Women’s mental health
There are no significant differences between the numbers of men and women who experience a mental health problem overall, but some problems are more common in women than in men.
Women are more likely to have been treated for a mental health problem than men (29% compared with 17%). This reflects women’s greater willingness to acknowledge that they are troubled and get support. It may also reflect doctors’ expectations of the kinds of health problem that women and men are likely to encounter.
About 25% of people who die by suicide are women. Again, women’s greater emotional literacy and readiness to talk to others about their feelings and seek help may protect them from suicidal feelings. Being a mother also makes women less likely to take their own life.
Women are particularly exposed to some of the factors that increase the risk of poor mental health because of the role and status that they typically have in society. The traditional roles for women from some ethnic groups living in the UK can increase their exposure to these risks.

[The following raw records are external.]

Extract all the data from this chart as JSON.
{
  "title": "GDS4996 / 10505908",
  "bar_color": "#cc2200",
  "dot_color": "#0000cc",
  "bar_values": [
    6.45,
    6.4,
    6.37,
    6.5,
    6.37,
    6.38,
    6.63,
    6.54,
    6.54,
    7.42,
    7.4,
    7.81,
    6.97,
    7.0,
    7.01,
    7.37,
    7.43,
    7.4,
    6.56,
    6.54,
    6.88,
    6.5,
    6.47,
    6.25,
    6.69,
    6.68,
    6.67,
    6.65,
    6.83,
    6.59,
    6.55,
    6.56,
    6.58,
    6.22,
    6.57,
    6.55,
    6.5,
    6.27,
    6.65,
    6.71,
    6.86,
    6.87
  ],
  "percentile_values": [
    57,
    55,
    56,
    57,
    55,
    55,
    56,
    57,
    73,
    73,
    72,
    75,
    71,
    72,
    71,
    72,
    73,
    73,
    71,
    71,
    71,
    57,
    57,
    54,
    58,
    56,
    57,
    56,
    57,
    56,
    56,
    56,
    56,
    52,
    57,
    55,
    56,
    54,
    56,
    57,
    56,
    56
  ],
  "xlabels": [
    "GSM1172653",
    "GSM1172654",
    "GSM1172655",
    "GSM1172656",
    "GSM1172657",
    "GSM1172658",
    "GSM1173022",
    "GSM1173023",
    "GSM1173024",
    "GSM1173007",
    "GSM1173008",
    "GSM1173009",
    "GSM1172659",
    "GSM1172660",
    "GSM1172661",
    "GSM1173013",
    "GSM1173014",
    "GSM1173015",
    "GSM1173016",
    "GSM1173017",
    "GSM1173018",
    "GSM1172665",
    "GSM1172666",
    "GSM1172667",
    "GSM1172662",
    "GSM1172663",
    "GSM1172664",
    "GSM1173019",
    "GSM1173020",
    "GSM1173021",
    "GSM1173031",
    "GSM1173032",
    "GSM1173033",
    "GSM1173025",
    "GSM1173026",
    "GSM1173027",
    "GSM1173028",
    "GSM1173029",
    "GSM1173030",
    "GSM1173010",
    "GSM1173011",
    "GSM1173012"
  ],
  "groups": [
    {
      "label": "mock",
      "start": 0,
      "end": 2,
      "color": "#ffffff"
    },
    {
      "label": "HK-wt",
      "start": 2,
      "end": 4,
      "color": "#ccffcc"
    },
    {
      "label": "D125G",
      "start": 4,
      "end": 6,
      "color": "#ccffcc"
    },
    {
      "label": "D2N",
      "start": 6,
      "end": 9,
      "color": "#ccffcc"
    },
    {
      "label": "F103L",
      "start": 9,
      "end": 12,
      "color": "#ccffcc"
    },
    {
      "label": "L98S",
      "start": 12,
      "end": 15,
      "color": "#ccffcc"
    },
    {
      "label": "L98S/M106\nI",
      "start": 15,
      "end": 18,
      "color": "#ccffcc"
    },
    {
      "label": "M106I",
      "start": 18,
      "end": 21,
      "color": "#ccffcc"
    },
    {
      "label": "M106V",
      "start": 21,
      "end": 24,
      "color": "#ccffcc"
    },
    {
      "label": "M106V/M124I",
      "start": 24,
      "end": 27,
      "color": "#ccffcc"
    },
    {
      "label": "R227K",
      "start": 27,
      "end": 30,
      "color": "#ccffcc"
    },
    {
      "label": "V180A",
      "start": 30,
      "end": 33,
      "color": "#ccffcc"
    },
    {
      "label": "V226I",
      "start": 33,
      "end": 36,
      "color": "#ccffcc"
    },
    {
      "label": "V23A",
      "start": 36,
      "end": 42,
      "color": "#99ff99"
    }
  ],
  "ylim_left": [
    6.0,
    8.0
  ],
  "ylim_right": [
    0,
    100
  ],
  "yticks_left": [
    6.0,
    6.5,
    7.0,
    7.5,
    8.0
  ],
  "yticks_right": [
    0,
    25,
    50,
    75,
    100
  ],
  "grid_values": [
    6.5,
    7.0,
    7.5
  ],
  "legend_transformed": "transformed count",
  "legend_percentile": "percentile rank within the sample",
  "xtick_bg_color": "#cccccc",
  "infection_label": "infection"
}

The social factors particularly affecting women’s mental health include:
- more women than men are the main carer for their children and they may care for other dependent relatives too – intensive caring can affect emotional health, physical health, social activities and finances
- women often juggle multiple roles – they may be mothers, partners and carers as well as doing paid work and running a household
- women are over represented in low income, low status jobs – often part time – and are more likely to live in poverty than men
- poverty, working mainly in the home on housework and concerns about personal safety can make women particularly isolated
- physical and sexual abuse of girls and women can have a long term impact on their mental health, especially if no support has been received around past abuses.